La Administración kurda ha solicitado en repetidas ocasiones a los países de origen de los yihadistas que repatríen a sus nacionales, ya que no disponen de medios para hacerse cargo de ellos ni vigilarlos con un frente abierto al norte con Turquía. Sin embargo, tan solo unos 60 europeos han sido repatriados, la mayoría menores huérfanos. Ninguno de ellos es español. “En Al Hol se cuentan unos 8.500 niños de entre 12 y 17 años”, dice Amjed Yamin, responsable de comunicación de la ONG Save The Children por teléfono desde Amán. “Esos campos no son un lugar para que crezcan y deben retornar a sus países junto con sus madres”, agrega el cooperante quien asegura desconocer los criterios de selección de los jóvenes que son transferidos fuera de los campos. Contactados por este diario, tanto el personal del centro Houri como el de la administración de los campos dicen no estar autorizados para aclarar el paradero de Abdurahman.

La semana pasada, un grupo de expertos de la ONU reiteró a 57 países la necesidad de repatriar a las mujeres y niños de los esqueléticos campos ante el recrudecimiento de la violencia, la exposición de los menores a la radicalización así como al deterioro de las condiciones humanitarias.
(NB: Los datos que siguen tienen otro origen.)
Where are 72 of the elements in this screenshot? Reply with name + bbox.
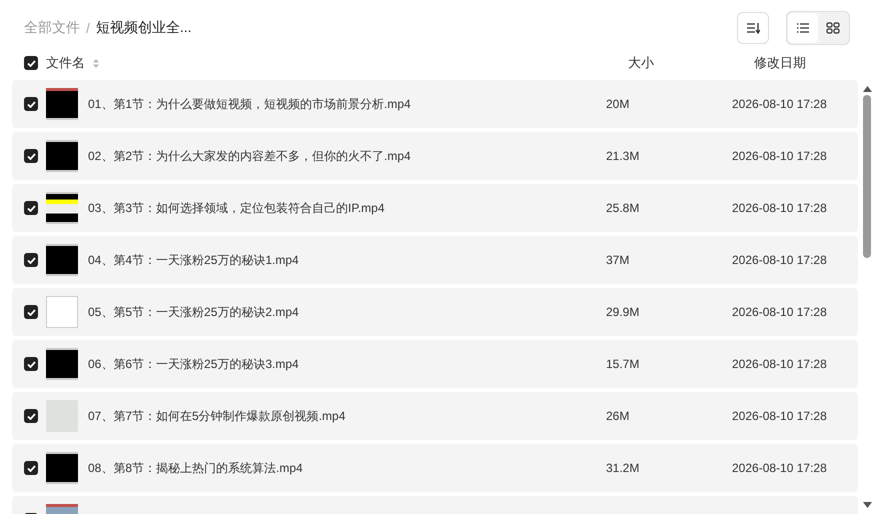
file-size: 15.7M xyxy=(606,357,640,371)
modified-date: 2026-08-10 17:28 xyxy=(732,357,828,371)
grid-view-icon xyxy=(826,22,840,34)
video-thumbnail xyxy=(46,244,78,276)
checkmark-icon xyxy=(26,308,36,316)
video-thumbnail xyxy=(46,452,78,484)
modified-date: 2026-08-10 17:28 xyxy=(732,149,828,163)
checkmark-icon xyxy=(26,412,36,420)
checkmark-icon xyxy=(26,60,36,66)
column-header: 大小 xyxy=(628,54,655,72)
modified-date: 2026-08-10 17:28 xyxy=(732,461,828,475)
video-thumbnail xyxy=(46,88,78,120)
checkmark-icon xyxy=(26,360,36,368)
checkmark-icon xyxy=(26,152,36,160)
checkbox[interactable] xyxy=(24,253,38,267)
file-size: 26M xyxy=(606,409,630,423)
checkbox[interactable] xyxy=(24,97,38,111)
file-row[interactable]: 01、第1节：为什么要做短视频，短视频的市场前景分析.mp4 20M 2026-08-10 17:28 xyxy=(12,80,858,128)
modified-date: 2026-08-10 17:28 xyxy=(732,97,828,111)
file-name[interactable]: 03、第3节：如何选择领域，定位包装符合自己的IP.mp4 xyxy=(88,200,384,216)
file-name[interactable]: 08、第8节：揭秘上热门的系统算法.mp4 xyxy=(88,460,303,476)
sort-icon xyxy=(746,22,760,34)
checkmark-icon xyxy=(26,100,36,108)
file-size: 21.3M xyxy=(606,149,640,163)
video-thumbnail xyxy=(46,192,78,224)
checkmark-icon xyxy=(26,204,36,212)
file-row[interactable]: 02、第2节：为什么大家发的内容差不多，但你的火不了.mp4 21.3M 2026-08-10 17:28 xyxy=(12,132,858,180)
file-size: 29.9M xyxy=(606,305,640,319)
scrollbar-thumb[interactable] xyxy=(863,95,871,258)
file-name[interactable]: 01、第1节：为什么要做短视频，短视频的市场前景分析.mp4 xyxy=(88,96,411,112)
checkmark-icon xyxy=(26,464,36,472)
file-name[interactable]: 06、第6节：一天涨粉25万的秘诀3.mp4 xyxy=(88,356,299,372)
video-thumbnail xyxy=(46,348,78,380)
file-row[interactable]: 03、第3节：如何选择领域，定位包装符合自己的IP.mp4 25.8M 2026-08-10 17:28 xyxy=(12,184,858,232)
checkbox[interactable] xyxy=(24,305,38,319)
file-row[interactable]: 04、第4节：一天涨粉25万的秘诀1.mp4 37M 2026-08-10 17:28 xyxy=(12,236,858,284)
scroll-down-icon xyxy=(862,502,872,508)
file-size: 31.2M xyxy=(606,461,640,475)
file-row[interactable]: 08、第8节：揭秘上热门的系统算法.mp4 31.2M 2026-08-10 17:28 xyxy=(12,444,858,492)
file-name[interactable]: 07、第7节：如何在5分钟制作爆款原创视频.mp4 xyxy=(88,408,346,424)
file-row[interactable]: 06、第6节：一天涨粉25万的秘诀3.mp4 15.7M 2026-08-10 17:28 xyxy=(12,340,858,388)
file-row[interactable]: 07、第7节：如何在5分钟制作爆款原创视频.mp4 26M 2026-08-10 17:28 xyxy=(12,392,858,440)
file-size: 37M xyxy=(606,253,630,267)
video-thumbnail xyxy=(46,296,78,328)
view-button[interactable] xyxy=(788,13,818,43)
file-name[interactable]: 02、第2节：为什么大家发的内容差不多，但你的火不了.mp4 xyxy=(88,148,411,164)
video-thumbnail xyxy=(46,400,78,432)
checkmark-icon xyxy=(26,256,36,264)
file-name[interactable]: 05、第5节：一天涨粉25万的秘诀2.mp4 xyxy=(88,304,299,320)
scroll-up-icon xyxy=(862,86,872,92)
breadcrumb-separator: / xyxy=(86,20,90,36)
sort-arrows-icon xyxy=(93,58,99,68)
file-name[interactable]: 04、第4节：一天涨粉25万的秘诀1.mp4 xyxy=(88,252,299,268)
checkbox[interactable] xyxy=(24,409,38,423)
checkbox[interactable] xyxy=(24,149,38,163)
column-header: 修改日期 xyxy=(754,54,807,72)
checkbox[interactable] xyxy=(24,201,38,215)
checkbox[interactable] xyxy=(24,461,38,475)
file-size: 20M xyxy=(606,97,630,111)
sort-button[interactable] xyxy=(737,12,769,44)
file-size: 25.8M xyxy=(606,201,640,215)
modified-date: 2026-08-10 17:28 xyxy=(732,409,828,423)
list-view-icon xyxy=(796,22,810,34)
modified-date: 2026-08-10 17:28 xyxy=(732,201,828,215)
file-row[interactable]: 05、第5节：一天涨粉25万的秘诀2.mp4 29.9M 2026-08-10 17:28 xyxy=(12,288,858,336)
checkbox[interactable] xyxy=(24,357,38,371)
video-thumbnail xyxy=(46,140,78,172)
modified-date: 2026-08-10 17:28 xyxy=(732,305,828,319)
breadcrumb-link[interactable]: 短视频创业全... xyxy=(96,19,192,37)
column-header[interactable]: 文件名 xyxy=(46,54,85,72)
checkbox[interactable] xyxy=(24,56,38,70)
modified-date: 2026-08-10 17:28 xyxy=(732,253,828,267)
Al menos 20 personas han sido asesinadas en el mes de enero en Al Hol respecto a las 35 muertes violentas registradas en todo el 2020. “Las víctimas son de nacionalidad siria e iraquí. Entre ellas, varias mujeres, un guardia y un anciano que fue decapitado en público como represalia por colaborar con la administración del campo”, asevera en conversaciones de wasap un voluntario de la organización mediática Rojava Information Center (RIC), con sede en el noreste de Siria.